APBN Agustus 2022 Surplus Rp107,4 Triliun Setara Persen 0,58 PDB

Foto : istimewa

Pasardana.id - Menteri Keuangan (Menkeu), Sri Mulyani mengungkapkan, Anggaran Pendapatan dan Belanja Negara (APBN) per Agustus 2022 mengalami surplus sebesar Rp107,4 triliun.

Jumlah tersebut setara dengan 0,58 persen dari Produk Domestik Bruto (PDB).

Realisasi itu sekaligus menjadi bulan ke delapan berturut-turut APBN mengalami surplus.

Terkait hal tersebut, realisasi pembiayaan anggaran pun menyusut 46 persen jika dibandingkan periode yang sama tahun sebelumnya (year-on-year/yoy) dari Rp531 triliun menjadi Rp286,8 triliun.

"Dengan surplus ini dan penerbitan utang yang jauh lebih rendah, menjadikan strategi APBN kita sangat sesuai dengan tantangan yang berasal dari biaya dana yang tinggi, guncangan sektor keuangan, maupun tren kenaikan suku bunga dan penguatan dolar AS," ungkap Sri Mulyani dalam Konferensi Pers APBN KiTa September 2022 secara daring, Senin (26/9).

Ia menjelaskan, surplusnya APBN didukung dari realisasi pendapatan negara yang lebih tinggi dari belanja negara.
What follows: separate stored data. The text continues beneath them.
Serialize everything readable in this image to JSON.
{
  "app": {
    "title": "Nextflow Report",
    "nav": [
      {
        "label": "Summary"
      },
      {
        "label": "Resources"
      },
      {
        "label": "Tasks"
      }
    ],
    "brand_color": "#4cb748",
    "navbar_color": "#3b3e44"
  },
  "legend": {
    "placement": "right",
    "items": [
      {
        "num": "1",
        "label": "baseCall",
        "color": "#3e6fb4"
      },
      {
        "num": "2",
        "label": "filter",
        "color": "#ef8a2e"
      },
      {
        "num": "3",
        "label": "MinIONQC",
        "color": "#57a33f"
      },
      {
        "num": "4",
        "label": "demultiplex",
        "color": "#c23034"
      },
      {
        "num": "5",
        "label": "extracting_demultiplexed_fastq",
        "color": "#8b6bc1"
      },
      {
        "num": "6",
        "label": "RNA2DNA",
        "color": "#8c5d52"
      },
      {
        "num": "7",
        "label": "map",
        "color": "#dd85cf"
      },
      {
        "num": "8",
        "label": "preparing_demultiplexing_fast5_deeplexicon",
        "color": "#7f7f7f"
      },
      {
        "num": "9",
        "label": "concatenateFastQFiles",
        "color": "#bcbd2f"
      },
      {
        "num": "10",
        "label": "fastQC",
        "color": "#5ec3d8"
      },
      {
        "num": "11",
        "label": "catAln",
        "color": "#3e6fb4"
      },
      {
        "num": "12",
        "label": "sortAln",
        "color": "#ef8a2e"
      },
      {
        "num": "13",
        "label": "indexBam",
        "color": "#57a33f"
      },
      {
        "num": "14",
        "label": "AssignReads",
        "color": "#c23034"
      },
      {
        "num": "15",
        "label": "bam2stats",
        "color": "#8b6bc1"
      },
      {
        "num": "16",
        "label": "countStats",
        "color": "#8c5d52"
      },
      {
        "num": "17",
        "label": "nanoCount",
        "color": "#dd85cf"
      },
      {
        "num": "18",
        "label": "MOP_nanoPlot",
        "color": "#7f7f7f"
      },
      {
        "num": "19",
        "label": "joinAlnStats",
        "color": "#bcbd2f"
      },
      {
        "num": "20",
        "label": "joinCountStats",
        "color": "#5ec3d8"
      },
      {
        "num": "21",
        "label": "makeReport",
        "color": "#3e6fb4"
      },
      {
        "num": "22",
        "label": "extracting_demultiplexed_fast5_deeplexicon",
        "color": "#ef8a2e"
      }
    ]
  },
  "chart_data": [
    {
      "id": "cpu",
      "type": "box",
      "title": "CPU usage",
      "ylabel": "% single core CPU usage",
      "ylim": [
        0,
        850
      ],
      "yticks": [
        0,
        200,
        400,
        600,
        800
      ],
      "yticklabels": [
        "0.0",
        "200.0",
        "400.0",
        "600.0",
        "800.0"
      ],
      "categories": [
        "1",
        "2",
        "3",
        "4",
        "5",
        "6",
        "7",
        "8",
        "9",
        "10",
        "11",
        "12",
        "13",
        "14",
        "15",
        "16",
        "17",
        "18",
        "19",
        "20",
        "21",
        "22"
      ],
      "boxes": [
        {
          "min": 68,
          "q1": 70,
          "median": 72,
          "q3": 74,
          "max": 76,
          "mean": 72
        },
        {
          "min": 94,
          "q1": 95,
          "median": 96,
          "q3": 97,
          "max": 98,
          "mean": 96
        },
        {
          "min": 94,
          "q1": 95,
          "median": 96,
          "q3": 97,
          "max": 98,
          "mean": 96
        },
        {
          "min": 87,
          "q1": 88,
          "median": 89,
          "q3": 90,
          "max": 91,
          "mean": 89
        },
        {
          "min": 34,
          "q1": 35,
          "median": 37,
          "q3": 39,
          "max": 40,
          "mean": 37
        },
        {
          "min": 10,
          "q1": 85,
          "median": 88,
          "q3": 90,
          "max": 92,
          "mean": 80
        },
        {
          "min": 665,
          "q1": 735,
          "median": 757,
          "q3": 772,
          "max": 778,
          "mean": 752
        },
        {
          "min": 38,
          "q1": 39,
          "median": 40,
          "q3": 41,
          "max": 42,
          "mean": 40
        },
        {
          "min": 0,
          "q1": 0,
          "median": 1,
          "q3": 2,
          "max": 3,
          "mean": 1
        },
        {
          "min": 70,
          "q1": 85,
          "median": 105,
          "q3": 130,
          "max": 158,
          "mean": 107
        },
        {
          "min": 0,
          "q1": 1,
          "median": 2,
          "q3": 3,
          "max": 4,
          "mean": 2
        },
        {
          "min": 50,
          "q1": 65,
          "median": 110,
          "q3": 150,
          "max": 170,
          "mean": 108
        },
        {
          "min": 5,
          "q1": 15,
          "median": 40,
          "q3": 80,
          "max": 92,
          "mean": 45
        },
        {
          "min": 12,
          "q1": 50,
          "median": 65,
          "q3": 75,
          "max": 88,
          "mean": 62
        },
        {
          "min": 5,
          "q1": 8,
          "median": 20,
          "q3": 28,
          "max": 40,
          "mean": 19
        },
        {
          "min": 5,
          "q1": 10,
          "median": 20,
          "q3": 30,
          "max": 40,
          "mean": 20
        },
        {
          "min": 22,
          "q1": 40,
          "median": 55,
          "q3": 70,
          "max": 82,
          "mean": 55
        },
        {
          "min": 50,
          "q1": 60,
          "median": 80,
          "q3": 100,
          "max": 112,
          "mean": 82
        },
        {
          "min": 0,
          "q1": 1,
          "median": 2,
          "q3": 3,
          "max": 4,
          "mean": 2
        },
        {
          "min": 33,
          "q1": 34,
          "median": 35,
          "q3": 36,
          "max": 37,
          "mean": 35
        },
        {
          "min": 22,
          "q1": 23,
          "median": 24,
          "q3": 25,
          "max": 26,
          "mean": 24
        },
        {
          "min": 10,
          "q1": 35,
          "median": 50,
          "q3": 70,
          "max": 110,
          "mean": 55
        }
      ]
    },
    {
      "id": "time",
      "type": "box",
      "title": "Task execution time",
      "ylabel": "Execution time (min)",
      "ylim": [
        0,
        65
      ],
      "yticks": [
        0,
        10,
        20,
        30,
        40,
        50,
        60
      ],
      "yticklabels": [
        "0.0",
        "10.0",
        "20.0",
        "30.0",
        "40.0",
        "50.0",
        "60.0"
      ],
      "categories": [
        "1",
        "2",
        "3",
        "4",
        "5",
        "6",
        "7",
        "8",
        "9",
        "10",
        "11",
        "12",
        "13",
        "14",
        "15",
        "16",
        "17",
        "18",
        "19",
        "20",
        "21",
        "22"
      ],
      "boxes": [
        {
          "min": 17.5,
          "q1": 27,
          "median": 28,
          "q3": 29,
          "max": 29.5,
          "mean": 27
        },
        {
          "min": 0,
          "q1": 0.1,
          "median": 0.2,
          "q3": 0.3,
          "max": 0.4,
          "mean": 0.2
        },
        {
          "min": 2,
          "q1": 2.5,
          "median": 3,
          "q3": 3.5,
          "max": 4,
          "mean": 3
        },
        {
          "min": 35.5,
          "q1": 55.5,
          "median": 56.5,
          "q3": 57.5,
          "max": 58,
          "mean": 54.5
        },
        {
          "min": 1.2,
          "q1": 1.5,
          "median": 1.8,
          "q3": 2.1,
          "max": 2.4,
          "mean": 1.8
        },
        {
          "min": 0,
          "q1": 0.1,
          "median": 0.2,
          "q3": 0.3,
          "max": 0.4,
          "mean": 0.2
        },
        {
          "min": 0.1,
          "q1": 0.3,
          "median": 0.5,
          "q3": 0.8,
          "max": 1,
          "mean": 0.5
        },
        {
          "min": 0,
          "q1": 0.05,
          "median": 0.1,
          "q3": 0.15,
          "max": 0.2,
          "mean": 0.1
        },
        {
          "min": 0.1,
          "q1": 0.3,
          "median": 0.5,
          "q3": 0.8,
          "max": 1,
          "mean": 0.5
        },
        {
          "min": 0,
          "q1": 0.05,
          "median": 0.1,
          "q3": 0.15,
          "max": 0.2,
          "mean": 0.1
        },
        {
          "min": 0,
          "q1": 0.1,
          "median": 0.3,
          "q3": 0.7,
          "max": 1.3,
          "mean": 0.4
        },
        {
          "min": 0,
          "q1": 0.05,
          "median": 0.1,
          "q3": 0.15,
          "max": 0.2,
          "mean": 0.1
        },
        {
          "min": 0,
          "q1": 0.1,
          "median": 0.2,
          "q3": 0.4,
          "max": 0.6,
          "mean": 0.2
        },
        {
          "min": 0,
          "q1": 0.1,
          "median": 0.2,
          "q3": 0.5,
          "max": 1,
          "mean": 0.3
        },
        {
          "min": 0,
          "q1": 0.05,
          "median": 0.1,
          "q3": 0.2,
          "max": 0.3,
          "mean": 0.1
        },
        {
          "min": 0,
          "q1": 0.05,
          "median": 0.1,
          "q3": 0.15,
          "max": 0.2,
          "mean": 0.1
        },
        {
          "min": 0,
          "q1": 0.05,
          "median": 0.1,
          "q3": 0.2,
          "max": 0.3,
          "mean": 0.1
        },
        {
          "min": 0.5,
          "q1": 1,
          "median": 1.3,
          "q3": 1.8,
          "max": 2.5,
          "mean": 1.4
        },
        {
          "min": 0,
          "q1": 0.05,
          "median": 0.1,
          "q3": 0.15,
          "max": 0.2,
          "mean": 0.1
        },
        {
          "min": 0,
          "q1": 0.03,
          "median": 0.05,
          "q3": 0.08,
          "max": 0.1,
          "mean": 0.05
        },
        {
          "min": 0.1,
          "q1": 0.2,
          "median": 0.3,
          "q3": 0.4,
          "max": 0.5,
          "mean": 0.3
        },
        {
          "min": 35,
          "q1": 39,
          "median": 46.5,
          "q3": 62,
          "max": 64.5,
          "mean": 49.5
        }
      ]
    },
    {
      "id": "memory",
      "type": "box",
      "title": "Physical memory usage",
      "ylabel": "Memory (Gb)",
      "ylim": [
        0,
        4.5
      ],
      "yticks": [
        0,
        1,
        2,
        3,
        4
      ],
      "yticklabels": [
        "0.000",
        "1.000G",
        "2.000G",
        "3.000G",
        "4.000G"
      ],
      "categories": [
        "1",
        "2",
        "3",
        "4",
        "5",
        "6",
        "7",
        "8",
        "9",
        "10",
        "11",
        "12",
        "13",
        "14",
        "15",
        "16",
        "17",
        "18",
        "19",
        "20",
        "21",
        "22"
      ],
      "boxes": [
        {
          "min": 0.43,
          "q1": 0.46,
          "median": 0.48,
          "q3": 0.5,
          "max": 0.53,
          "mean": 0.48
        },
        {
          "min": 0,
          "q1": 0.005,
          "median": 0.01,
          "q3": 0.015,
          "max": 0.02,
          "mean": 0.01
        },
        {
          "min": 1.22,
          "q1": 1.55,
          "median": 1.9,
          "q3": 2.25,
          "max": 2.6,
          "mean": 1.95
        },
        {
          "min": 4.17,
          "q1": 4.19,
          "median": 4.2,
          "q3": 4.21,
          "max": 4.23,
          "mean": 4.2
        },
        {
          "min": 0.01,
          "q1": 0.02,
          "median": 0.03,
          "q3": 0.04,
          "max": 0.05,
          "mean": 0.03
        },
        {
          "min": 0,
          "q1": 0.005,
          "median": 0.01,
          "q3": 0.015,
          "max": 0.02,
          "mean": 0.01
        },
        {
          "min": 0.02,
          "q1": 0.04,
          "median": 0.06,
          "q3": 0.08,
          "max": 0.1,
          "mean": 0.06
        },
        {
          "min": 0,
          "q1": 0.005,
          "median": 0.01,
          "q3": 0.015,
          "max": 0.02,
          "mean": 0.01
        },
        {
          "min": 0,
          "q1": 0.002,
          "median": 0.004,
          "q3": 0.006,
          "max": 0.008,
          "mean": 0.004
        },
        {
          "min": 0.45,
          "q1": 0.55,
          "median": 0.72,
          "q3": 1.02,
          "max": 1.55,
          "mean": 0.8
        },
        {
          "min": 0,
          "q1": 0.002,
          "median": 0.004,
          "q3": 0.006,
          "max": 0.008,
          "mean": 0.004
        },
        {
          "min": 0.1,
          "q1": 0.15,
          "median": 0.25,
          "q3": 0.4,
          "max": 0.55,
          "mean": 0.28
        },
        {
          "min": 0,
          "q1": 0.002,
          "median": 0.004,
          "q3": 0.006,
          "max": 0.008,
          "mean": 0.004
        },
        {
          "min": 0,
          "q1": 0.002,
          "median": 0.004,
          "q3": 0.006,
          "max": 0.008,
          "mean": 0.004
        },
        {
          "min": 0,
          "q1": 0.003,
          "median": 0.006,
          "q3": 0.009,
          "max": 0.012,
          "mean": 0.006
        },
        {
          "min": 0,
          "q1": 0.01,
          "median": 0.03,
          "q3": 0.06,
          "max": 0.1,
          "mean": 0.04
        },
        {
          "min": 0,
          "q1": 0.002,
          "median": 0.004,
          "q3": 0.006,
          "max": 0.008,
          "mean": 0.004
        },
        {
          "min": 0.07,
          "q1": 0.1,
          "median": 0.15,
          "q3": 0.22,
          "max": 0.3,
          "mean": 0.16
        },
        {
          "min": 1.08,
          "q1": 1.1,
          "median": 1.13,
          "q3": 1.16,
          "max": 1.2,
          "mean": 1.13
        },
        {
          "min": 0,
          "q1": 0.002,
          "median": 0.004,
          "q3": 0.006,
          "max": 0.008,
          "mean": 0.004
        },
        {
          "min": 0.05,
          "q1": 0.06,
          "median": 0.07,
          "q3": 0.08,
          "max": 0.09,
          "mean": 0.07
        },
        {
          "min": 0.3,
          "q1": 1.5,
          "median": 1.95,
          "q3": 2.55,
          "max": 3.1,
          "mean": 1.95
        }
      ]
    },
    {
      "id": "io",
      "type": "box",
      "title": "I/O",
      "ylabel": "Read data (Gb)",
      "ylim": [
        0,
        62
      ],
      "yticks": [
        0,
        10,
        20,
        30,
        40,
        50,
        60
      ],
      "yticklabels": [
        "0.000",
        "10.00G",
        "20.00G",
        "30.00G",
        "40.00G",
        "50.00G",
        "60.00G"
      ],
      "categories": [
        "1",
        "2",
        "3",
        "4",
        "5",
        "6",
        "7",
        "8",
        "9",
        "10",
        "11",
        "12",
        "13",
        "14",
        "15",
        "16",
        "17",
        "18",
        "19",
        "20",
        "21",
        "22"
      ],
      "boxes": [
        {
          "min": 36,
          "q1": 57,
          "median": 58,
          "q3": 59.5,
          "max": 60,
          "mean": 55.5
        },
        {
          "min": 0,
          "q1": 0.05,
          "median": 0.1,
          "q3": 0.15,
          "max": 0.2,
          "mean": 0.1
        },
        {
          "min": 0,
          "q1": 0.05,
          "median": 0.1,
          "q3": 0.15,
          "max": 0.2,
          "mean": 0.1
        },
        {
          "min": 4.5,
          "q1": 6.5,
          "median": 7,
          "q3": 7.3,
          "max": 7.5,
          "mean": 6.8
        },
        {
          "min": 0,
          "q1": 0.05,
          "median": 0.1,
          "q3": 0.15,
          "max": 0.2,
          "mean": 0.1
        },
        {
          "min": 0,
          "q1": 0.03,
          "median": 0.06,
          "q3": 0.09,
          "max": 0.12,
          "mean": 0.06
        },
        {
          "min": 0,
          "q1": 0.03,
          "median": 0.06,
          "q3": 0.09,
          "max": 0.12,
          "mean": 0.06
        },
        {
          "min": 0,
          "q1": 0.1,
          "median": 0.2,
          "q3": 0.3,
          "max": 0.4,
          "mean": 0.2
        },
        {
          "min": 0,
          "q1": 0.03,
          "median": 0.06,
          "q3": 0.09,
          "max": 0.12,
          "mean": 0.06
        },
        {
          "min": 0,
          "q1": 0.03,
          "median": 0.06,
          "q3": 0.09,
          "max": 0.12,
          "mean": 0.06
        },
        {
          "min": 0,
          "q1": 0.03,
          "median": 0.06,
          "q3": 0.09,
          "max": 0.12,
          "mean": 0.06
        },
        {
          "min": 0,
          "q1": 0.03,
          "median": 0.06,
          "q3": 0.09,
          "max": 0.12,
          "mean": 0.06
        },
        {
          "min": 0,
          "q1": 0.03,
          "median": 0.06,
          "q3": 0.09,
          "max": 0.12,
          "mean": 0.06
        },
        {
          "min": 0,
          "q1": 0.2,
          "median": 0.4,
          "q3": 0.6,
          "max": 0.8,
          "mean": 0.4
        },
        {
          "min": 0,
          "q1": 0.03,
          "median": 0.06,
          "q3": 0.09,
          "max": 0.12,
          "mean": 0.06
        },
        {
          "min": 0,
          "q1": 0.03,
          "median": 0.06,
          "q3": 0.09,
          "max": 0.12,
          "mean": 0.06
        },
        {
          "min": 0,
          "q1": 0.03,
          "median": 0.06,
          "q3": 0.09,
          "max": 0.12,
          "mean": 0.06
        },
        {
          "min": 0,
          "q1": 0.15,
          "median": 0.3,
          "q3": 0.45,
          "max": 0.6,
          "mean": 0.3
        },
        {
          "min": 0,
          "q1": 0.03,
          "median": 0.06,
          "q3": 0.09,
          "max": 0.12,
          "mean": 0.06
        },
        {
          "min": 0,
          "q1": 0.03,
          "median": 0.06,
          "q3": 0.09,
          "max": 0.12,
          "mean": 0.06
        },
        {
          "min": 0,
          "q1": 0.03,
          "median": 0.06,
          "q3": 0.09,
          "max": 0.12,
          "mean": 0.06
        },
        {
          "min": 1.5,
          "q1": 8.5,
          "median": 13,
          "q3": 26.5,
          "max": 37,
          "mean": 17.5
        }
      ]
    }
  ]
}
Pendapatan negara per bulan lalu tercatat Rp1.764,4 triliun atau naik 49,8 persen (yoy) dari Rp1.177,8 triliun pada Agustus 2021.

Pendapatan negara tersebut, antara lain berasal dari penerimaan perpajakan yang senilai Rp1.378 triliun atau meningkat 53,2 persen (yoy) dan Penerimaan Negara Bukan Pajak (PNBP) Rp386 triliun, naik 38,9 persen (yoy).

Adapun penerimaan perpajakan, meliputi penerimaan pajak sebesar Rp1.171,8 triliun atau tumbuh 58,1 persen (yoy) serta kepabeanan dan cukai Rp206,2 triliun yang meningkat 30,5 persen (yoy).

Sementara Sri Mulyani menyebutkan, realisasi belanja negara per akhir Agustus 2022 mencapai Rp1.657 triliun atau tumbuh 6,2 persen (yoy) dari akhir Agustus 2021 yang senilai Rp1.560,8 triliun.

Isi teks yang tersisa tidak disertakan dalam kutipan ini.